O papel de Cuba no equilíbrio da América Latina e
do Caribe deita raízes no século XVIII, quando, graças à influência do
enciclopedismo, a cultura cubana ganhou identidade e expressão. Dentro desse
processo destacaram-se homens de profundo senso espiritual, como o bispo
Espada, Félix Varela, Luz y Caballero, para culminar em Martí e naqueles que
ele formou, como Enrique José Varona, mentor dos jovens universitários nos
primórdios do século XX.
O que marcou a geração de Varela, Luz e, em
seguida, a de Martí, foi a capacidade de assimilar as novas ideias iluministas
sem despregar os pés do solo latino-americano e caribenho. Há um princípio de
educação popular que bem se aplica a essas figuras históricas, e também explica
a originalidade de seus pensamentos: a cabeça pensa onde os pés pisam.
Nas pegadas do ideário que os movia estava o
sofrimento dos povos indígenas e dos escravos, a sanha colonialista, a luta
pioneira de meu confrade, frei Bartolomeu de las Casas, os princípios cristãos
da radical sacralidade de cada ser humano, considerado filho amado de Deus,
independentemente de sua classe, etnia ou atividade social.
A luta por liberdade e justiça foi iniciada, em
nosso Continente, pelos povos indígenas. Milhões foram encarcerados,
enforcados, queimados vivos, decapitados e esquartejados. Tupac Amaru clamou
contra a opressão colonialista. Hatuey, líder indígena de Cuba, foi queimado em
uma fogueira.
Consta que, ao lhe perguntarem se queria aceitar a religião de
seus algozes espanhóis, de modo a garantir seu lugar no Céu, perguntou se eles
também, ao morrerem, iriam para o Céu. Ao responderem que sim, Hatuey disse que
não queria estar com eles no Paraíso... Também mulheres indígenas, como
Bartolina Sisa e Micaela Bastidas, lutaram e morreram em defesa dos direitos de
seus povos.
Todos esses antecedentes explicam a Revolução
Cubana e por que ela se destaca como fator de resistência na América Latina.
Antes da vitória em Sierra Maestra, nosso Continente era zona de ocupação e
extorsão, exploração e submissão aos países mais poderosos do Ocidente.
A
Revolução Cubana deu um basta ao imperialismo, resgatou o espírito de soberania
dos povos caribenhos e latino-americanos, despertou a consciência crítica de
nossa gente, fomentou movimentos libertários, comprovou que a utopia pode, sim,
se transformar em topia, e que a esperança nunca é em vão.
Cuba venceu o colonialismo espanhol eliminando a
escravatura e assegurando a sua independência como nação. Com a vitória da
Revolução, impôs limites à expansão imperialista dos EUA.

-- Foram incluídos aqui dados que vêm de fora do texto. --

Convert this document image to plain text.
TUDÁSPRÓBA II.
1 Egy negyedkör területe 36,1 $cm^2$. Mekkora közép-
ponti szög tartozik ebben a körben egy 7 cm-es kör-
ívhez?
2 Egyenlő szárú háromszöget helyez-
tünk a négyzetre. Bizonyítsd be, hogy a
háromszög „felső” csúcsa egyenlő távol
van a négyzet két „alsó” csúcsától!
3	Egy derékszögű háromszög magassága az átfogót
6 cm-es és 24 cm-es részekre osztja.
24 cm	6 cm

Ali ocorreu um movimento de libertação nacional que
abraçou o projeto socialista. Mas o equilíbrio se manteve. Martí não foi
trocado por Marx; a fé religiosa dos cubanos não foi eliminada pelo
materialismo histórico e dialético; a arte não se deixou descaracterizar pelos
estreitos limites do realismo socialista.
Aquilo que no pensamento europeu
soava como antagônico, aqui na América Latina e no Caribe se revelou paradoxo.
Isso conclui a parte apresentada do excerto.